Introduction
Sherwin (1983, p428) argues that “ethics is generally referred to as the set of moral principles or values that guide behaviour” and according to Carrigan et al (2004, p403) “ethical consumption is the conscious and deliberate choice to make certain consumption choices due to personal and moral beliefs.” With the above defined, it leads to the question how important is corporate ethical behaviour in today’s world? Through analyzing ethical factors that affect firms and evaluating whether or not Ethics in business are or aren’t an optional extra in firms, I hope to be able to provide a clear and accurate conclusion.
How can a firm become Ethical?
”Ethics is about: norms; values; rights and responsibilities; sharing; fairness; obligation and exchange.” (Naylor 1999) this suggests that there are many aspects in which a company could become ethical.
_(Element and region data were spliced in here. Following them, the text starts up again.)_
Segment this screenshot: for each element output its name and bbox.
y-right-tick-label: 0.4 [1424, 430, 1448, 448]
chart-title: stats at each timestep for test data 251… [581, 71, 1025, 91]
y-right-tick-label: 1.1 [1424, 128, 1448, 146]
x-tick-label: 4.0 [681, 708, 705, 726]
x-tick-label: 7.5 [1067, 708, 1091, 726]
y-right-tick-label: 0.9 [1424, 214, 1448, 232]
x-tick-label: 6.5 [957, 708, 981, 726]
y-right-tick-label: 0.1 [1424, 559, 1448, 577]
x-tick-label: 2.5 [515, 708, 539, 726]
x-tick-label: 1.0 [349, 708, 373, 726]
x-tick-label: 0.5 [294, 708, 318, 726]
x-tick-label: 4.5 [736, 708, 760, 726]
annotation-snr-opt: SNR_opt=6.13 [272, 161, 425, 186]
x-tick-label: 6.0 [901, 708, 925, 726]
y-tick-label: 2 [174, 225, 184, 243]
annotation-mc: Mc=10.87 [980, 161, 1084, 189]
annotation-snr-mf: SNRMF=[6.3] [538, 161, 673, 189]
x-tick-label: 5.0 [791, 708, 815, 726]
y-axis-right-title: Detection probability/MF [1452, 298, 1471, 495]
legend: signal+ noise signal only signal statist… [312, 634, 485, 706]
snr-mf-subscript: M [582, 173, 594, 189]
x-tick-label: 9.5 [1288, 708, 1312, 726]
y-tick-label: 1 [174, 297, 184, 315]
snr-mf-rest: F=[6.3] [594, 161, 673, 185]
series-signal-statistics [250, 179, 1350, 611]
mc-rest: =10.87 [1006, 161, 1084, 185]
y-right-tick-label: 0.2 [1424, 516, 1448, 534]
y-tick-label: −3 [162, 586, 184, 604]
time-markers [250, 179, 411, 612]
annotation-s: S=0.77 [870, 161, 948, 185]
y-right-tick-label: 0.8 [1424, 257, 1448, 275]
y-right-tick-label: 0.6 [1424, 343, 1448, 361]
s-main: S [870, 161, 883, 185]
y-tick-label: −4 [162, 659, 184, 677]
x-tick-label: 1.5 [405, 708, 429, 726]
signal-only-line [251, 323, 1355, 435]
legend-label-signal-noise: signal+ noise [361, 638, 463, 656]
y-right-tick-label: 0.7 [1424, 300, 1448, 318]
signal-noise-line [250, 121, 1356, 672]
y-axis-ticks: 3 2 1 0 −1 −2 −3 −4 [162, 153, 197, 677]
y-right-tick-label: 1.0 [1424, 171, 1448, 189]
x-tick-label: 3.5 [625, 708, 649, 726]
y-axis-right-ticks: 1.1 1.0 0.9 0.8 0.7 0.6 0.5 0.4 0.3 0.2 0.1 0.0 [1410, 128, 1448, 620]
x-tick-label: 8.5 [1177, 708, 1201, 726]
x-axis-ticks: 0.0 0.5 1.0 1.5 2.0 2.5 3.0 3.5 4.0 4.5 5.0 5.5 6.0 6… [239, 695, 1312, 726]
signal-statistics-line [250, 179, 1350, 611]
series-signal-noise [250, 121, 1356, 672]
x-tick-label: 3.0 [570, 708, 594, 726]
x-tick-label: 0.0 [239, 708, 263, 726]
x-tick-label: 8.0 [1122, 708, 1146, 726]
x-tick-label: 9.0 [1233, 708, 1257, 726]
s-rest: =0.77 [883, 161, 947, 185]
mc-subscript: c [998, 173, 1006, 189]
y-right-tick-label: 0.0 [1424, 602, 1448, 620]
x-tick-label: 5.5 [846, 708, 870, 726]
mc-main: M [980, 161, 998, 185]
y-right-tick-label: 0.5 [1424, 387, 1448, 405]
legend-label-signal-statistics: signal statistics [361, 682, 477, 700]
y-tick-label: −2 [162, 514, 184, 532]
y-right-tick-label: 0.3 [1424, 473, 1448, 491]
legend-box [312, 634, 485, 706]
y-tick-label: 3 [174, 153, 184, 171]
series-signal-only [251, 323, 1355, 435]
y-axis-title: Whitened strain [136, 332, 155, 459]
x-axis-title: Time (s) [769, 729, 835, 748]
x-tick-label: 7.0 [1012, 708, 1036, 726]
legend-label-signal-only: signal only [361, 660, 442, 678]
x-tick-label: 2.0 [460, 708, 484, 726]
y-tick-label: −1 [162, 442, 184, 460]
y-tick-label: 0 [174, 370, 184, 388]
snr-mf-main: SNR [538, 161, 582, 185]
The most commonly recognized ethical practice is fair pay. When the media discovered in 2007 that Asian workers that worked for Topshop were working up to 12 hour days six days a week for only £5 a day, Owner Sir Phillip Green had to release an immediate statement in order to provide the public with his explanation in which he suggested that he was unaware of these conditions and was to monitor the conditions of these factories (Newell et al 2007) the instant release of a statement occurred in order to limited the damage that could face firm such as a loss of sales and market share due to a damaged reputation. With this in mind, by paying workers a fair rate their reputation could well be saved and legal costs avoided. Another way in which a firm can be ethical is by focusing on discrimination. For example, not employing a worker on the basis of race, sexuality or disabilities.